Cinéma – Ma vie, Ma gueule
de Sophie Fillières
L’ultime film de la réalisatrice française Sophie Fillières décédée l’année passée parle avec beaucoup de tendresse de Barberie Bichette (Agnès Jaoui) une femme de cinquante-cinq ans, aussi fantasque qu’en crise existentielle.
Une terre à soi
En une heure et demi de récit, Barberie Bichette interagit avec : un coach de sport, son psy, ses enfants, Philippe Katerine, ses collègues, sa sœur, une créatrice de bijoux, une femme dans le bus, deux filles qui viennent lui demander de l’argent, un amour d’enfance qui ressurgit dans un institut suédois, des médecins et des infirmières, un scout, un serveur, sa correspondante anglaise d’adolescence, un magicien dans un café, une vendeuse de titre en Ecosse, et surtout beaucoup avec elle-même, dans des miroirs notamment. Par l’alternance d’adresse à elle-même et à un panel de personnages variés, « Ma vie, ma gueule » dresse le portrait d’une femme qui chemine seule tout en trouvant des interlocuteurs·ices partout où elle se rend. Si certains tels que le drôle de personnage planant de Philippe Katerine semblent tout droit sortis de son imagination, tous fonctionnent comme des miroirs de son évolution.

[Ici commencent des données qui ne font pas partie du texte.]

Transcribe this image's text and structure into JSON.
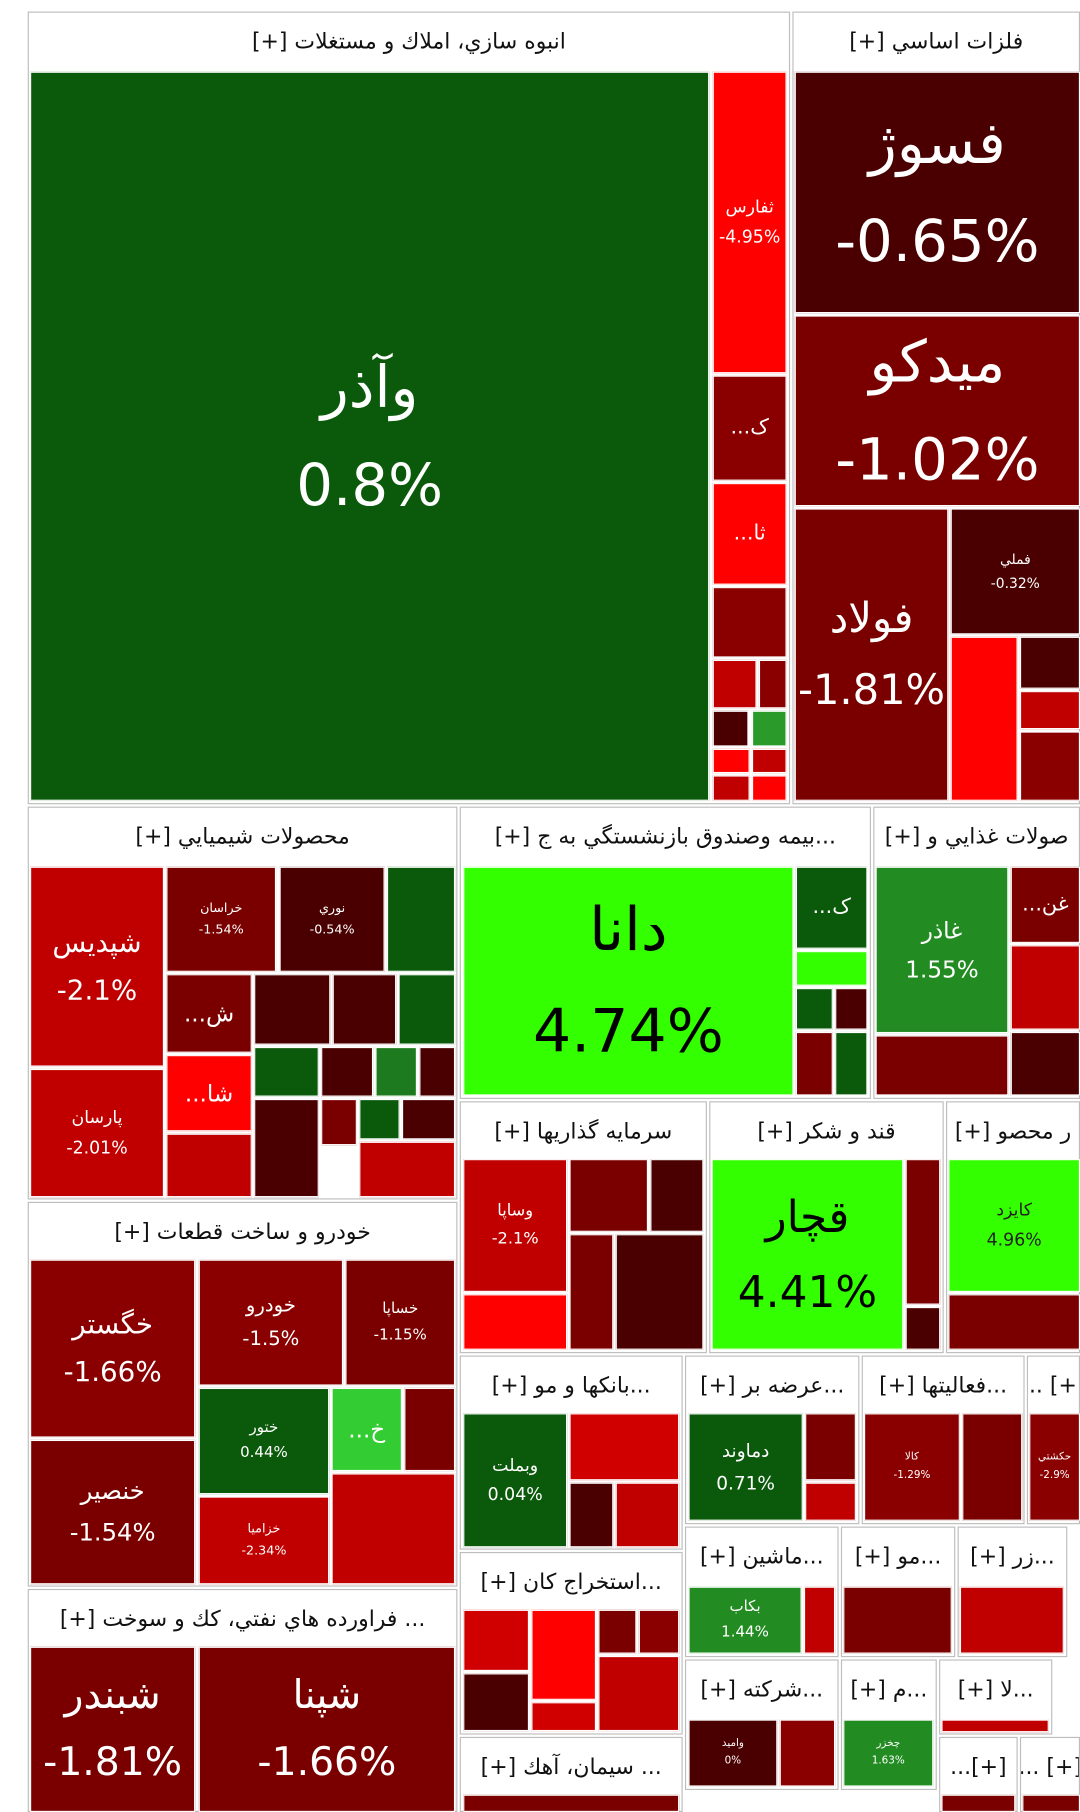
{
  "sectors": [
    {
      "title": "انبوه سازي، املاك و مستغلات [+]",
      "tiles": [
        {
          "symbol": "وآذر",
          "change": "0.8%"
        },
        {
          "symbol": "ثفارس",
          "change": "-4.95%"
        },
        {
          "symbol": "ک..."
        },
        {
          "symbol": "ثا..."
        }
      ]
    },
    {
      "title": "فلزات اساسي [+]",
      "tiles": [
        {
          "symbol": "فسوژ",
          "change": "-0.65%"
        },
        {
          "symbol": "ميدكو",
          "change": "-1.02%"
        },
        {
          "symbol": "فولاد",
          "change": "-1.81%"
        },
        {
          "symbol": "فملي",
          "change": "-0.32%"
        }
      ]
    },
    {
      "title": "محصولات شيميايي [+]",
      "tiles": [
        {
          "symbol": "شپديس",
          "change": "-2.1%"
        },
        {
          "symbol": "پارسان",
          "change": "-2.01%"
        },
        {
          "symbol": "خراسان",
          "change": "-1.54%"
        },
        {
          "symbol": "نوري",
          "change": "-0.54%"
        },
        {
          "symbol": "ش..."
        },
        {
          "symbol": "شا..."
        }
      ]
    },
    {
      "title": "...بيمه وصندوق بازنشستگي به ج [+]",
      "tiles": [
        {
          "symbol": "دانا",
          "change": "4.74%"
        },
        {
          "symbol": "ک..."
        }
      ]
    },
    {
      "title": "صولات غذايي و [+]",
      "tiles": [
        {
          "symbol": "غاذر",
          "change": "1.55%"
        },
        {
          "symbol": "غن..."
        }
      ]
    },
    {
      "title": "سرمايه گذاريها [+]",
      "tiles": [
        {
          "symbol": "وساپا",
          "change": "-2.1%"
        }
      ]
    },
    {
      "title": "قند و شكر [+]",
      "tiles": [
        {
          "symbol": "قچار",
          "change": "4.41%"
        }
      ]
    },
    {
      "title": "ر محصو [+]",
      "tiles": [
        {
          "symbol": "كايزد",
          "change": "4.96%"
        }
      ]
    },
    {
      "title": "خودرو و ساخت قطعات [+]",
      "tiles": [
        {
          "symbol": "خگستر",
          "change": "-1.66%"
        },
        {
          "symbol": "خنصير",
          "change": "-1.54%"
        },
        {
          "symbol": "خودرو",
          "change": "-1.5%"
        },
        {
          "symbol": "خساپا",
          "change": "-1.15%"
        },
        {
          "symbol": "ختور",
          "change": "0.44%"
        },
        {
          "symbol": "خ..."
        },
        {
          "symbol": "خزاميا",
          "change": "-2.34%"
        }
      ]
    },
    {
      "title": "...بانكها و مو [+]",
      "tiles": [
        {
          "symbol": "وبملت",
          "change": "0.04%"
        }
      ]
    },
    {
      "title": "...عرضه بر [+]",
      "tiles": [
        {
          "symbol": "دماوند",
          "change": "0.71%"
        }
      ]
    },
    {
      "title": "...فعاليتها [+]",
      "tiles": [
        {
          "symbol": "كالا",
          "change": "-1.29%"
        }
      ]
    },
    {
      "title": "[+] ...",
      "tiles": [
        {
          "symbol": "حكشتي",
          "change": "-2.9%"
        }
      ]
    },
    {
      "title": "... فراورده هاي نفتي، كك و سوخت [+]",
      "tiles": [
        {
          "symbol": "شبندر",
          "change": "-1.81%"
        },
        {
          "symbol": "شپنا",
          "change": "-1.66%"
        }
      ]
    },
    {
      "title": "...استخراج كان [+]",
      "tiles": []
    },
    {
      "title": "... سيمان، آهك [+]",
      "tiles": []
    },
    {
      "title": "...ماشين [+]",
      "tiles": [
        {
          "symbol": "بكاب",
          "change": "1.44%"
        }
      ]
    },
    {
      "title": "...مو [+]",
      "tiles": []
    },
    {
      "title": "...زر [+]",
      "tiles": []
    },
    {
      "title": "...شركته [+]",
      "tiles": [
        {
          "symbol": "واميد",
          "change": "0%"
        }
      ]
    },
    {
      "title": "...م [+]",
      "tiles": [
        {
          "symbol": "چخزر",
          "change": "1.63%"
        }
      ]
    },
    {
      "title": "...لا [+]",
      "tiles": []
    },
    {
      "title": "[+]...",
      "tiles": []
    },
    {
      "title": "[+] ...",
      "tiles": []
    }
  ]
}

Bichette est en effet en perte de raison de vivre dans « Ma vie, ma gueule », fréquemment malmenée par son entourage jusqu’à trouver un lieu à elle, à l’image d’ « une chambre à soi » de Virginia Woolf.
Parler seule
L’histoire de cette femme qui va mal puis s’apaise est amenée avec beaucoup d’humour, notamment grâce à des dialogues d’une créativité sans borne. Barberie Bichette n’hésite ainsi pas à exprimer haut et fort toutes les idées fantasques qui lui passent par la tête, quitte à décontenancer les autres personnages, souvent uniquement de passage dans le long-métrage. Elle est ainsi caractérisée par sa place dans un système qui la néglige, mais aussi par sa solitude qu’elle ne vit pas forcément mal. « Je parle toute seule, ça me rassure. Avant quand ça m’échappait ça m’inquiétait, maintenant plus ». Barberie vit dans des images et des formulations ou des poèmes loufoques, retombe sur terre lorsqu’elle comprend qu’un certain lac à la forme d’un « n » minuscule à l’envers. Sa créativité régale et fait rire, magnifiquement incarnée par une Agnès Jaoui aux visages multiples, pour un résultat aussi comique que tragique.
Adieux au ferry
Le lien de Barberie à ses enfants d’abord indifférents puis réconciliés émeut, notamment lors d’une très belle scène d’adieu où la mère part seule en vacances en Angleterre. A quai, ils sautent et crient au revoir, sur son ferry en direction de Portsmouth, elle tente de se rendre visible, s’inquiète à voix haute qu’ils ne la voient pas. Une scène d’autant plus touchante sachant que ce dernier long-métrage de Sophie Fillières est le plus autobiographique de sa filmographie, et qu’elle l’a tourné juste avant de perdre la vie, emportée par la maladie en juillet 2023.